Main content area

Molecular complexity of successive bacterial epidemics deconvoluted by comparative pathogenomics

Beres, Stephen B., Carroll, Ronan K., Shea, Patrick R., Sitkiewicz, Izabela, Martinez-Gutierrez, Juan Carlos, Low, Donald E., McGeer, Allison, Willey, Barbara M., Green, Karen, Tyrrell, Gregory J., Goldman, Thomas D., Feldgarden, Michael, Birren, Bruce W., Fofanov, Yuriy, Boos, John, Wheaton, William D., Honisch, Christiane, Musser, James M.
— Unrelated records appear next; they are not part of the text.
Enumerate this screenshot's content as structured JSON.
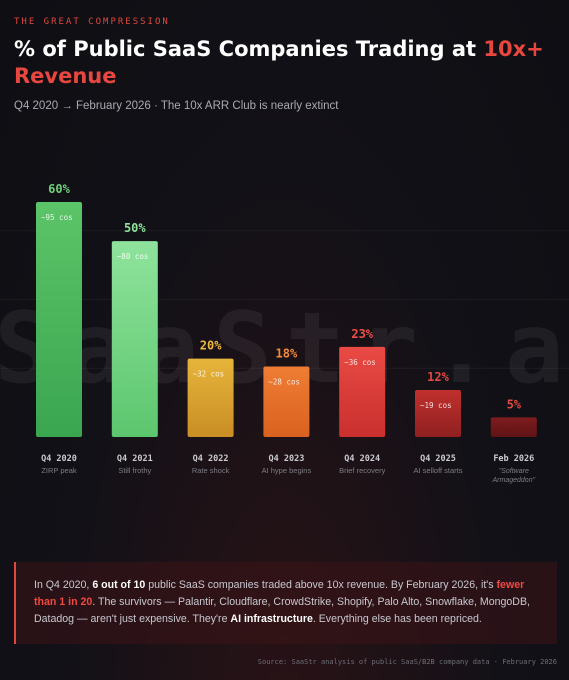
{
  "header": {
    "kicker": "THE GREAT COMPRESSION",
    "title_main": "% of Public SaaS Companies Trading at ",
    "title_accent": "10x+ Revenue",
    "subtitle": "Q4 2020 → February 2026 · The 10x ARR Club is nearly extinct"
  },
  "watermark": "SaaStr.ai",
  "chart_data": {
    "type": "bar",
    "title": "% of Public SaaS Companies Trading at 10x+ Revenue",
    "categories": [
      "Q4 2020",
      "Q4 2021",
      "Q4 2022",
      "Q4 2023",
      "Q4 2024",
      "Q4 2025",
      "Feb 2026"
    ],
    "sublabels": [
      "ZIRP peak",
      "Still frothy",
      "Rate shock",
      "AI hype begins",
      "Brief recovery",
      "AI selloff starts",
      "\"Software Armageddon\""
    ],
    "values": [
      60,
      50,
      20,
      18,
      23,
      12,
      5
    ],
    "value_labels": [
      "60%",
      "50%",
      "20%",
      "18%",
      "23%",
      "12%",
      "5%"
    ],
    "count_labels": [
      "~95 cos",
      "~80 cos",
      "~32 cos",
      "~28 cos",
      "~36 cos",
      "~19 cos",
      ""
    ],
    "ylim": [
      0,
      70
    ],
    "grid": true,
    "colors": {
      "bars_top": [
        "#5cc468",
        "#8fe39c",
        "#e6b43a",
        "#ef7d34",
        "#ea4a44",
        "#c0302e",
        "#7e1c1e"
      ],
      "bars_bottom": [
        "#3aa650",
        "#5cc66e",
        "#c98e25",
        "#d9611f",
        "#c9302e",
        "#8f2020",
        "#5f1416"
      ],
      "value_label": [
        "#6fd07a",
        "#8fe39c",
        "#f0b840",
        "#f28a3c",
        "#ee5048",
        "#e04a40",
        "#e04a40"
      ]
    }
  },
  "callout": {
    "t1": "In Q4 2020, ",
    "b1": "6 out of 10",
    "t2": " public SaaS companies traded above 10x revenue. By February 2026, it's ",
    "r1": "fewer than 1 in 20",
    "t3": ". The survivors — Palantir, Cloudflare, CrowdStrike, Shopify, Palo Alto, Snowflake, MongoDB, Datadog — aren't just expensive. They're ",
    "b2": "AI infrastructure",
    "t4": ". Everything else has been repriced."
  },
  "source": "Source: SaaStr analysis of public SaaS/B2B company data · February 2026"
}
Proceedings of the National Academy of Sciences of the United States of America 2010 v.107 no.9 pp. 4371-4376
Streptococcus, clones, disease outbreaks, genes, high-throughput nucleotide sequencing, infectious diseases, mass spectrometry, microarray technology, nucleotide sequences, phenotype, population structure, serotypes, single nucleotide polymorphism, transcriptome, Ontario
Understanding the fine-structure molecular architecture of bacterial epidemics has been a long-sought goal of infectious disease research. We used short-read-length DNA sequencing coupled with mass spectroscopy analysis of SNPs to study the molecular pathogenomics of three successive epidemics of invasive infections involving 344 serotype M3 group A Streptococcus in Ontario, Canada. Sequencing the genome of 95 strains from the three epidemics, coupled with analysis of 280 biallelic SNPs in all 344 strains, revealed an unexpectedly complex population structure composed of a dynamic mixture of distinct clonally related complexes. We discovered that each epidemic is dominated by micro- and macrobursts of multiple emergent clones, some with distinct strain genotype-patient phenotype relationships. On average, strains were differentiated from one another by only 49 SNPs and 11 insertion-deletion events (indels) in the core genome. Ten percent of SNPs are strain specific; that is, each strain has a unique genome sequence. We identified nonrandom temporal-spatial patterns of strain distribution within and between the epidemic peaks. The extensive full-genome data permitted us to identify genes with significantly increased rates of nonsynonymous (amino acid-altering) nucleotide polymorphisms, thereby providing clues about selective forces operative in the host. Comparative expression microarray analysis revealed that closely related strains differentiated by seemingly modest genetic changes can have significantly divergent transcriptomes. We conclude that enhanced understanding of bacterial epidemics requires a deep-sequencing, geographically centric, comparative pathogenomics strategy.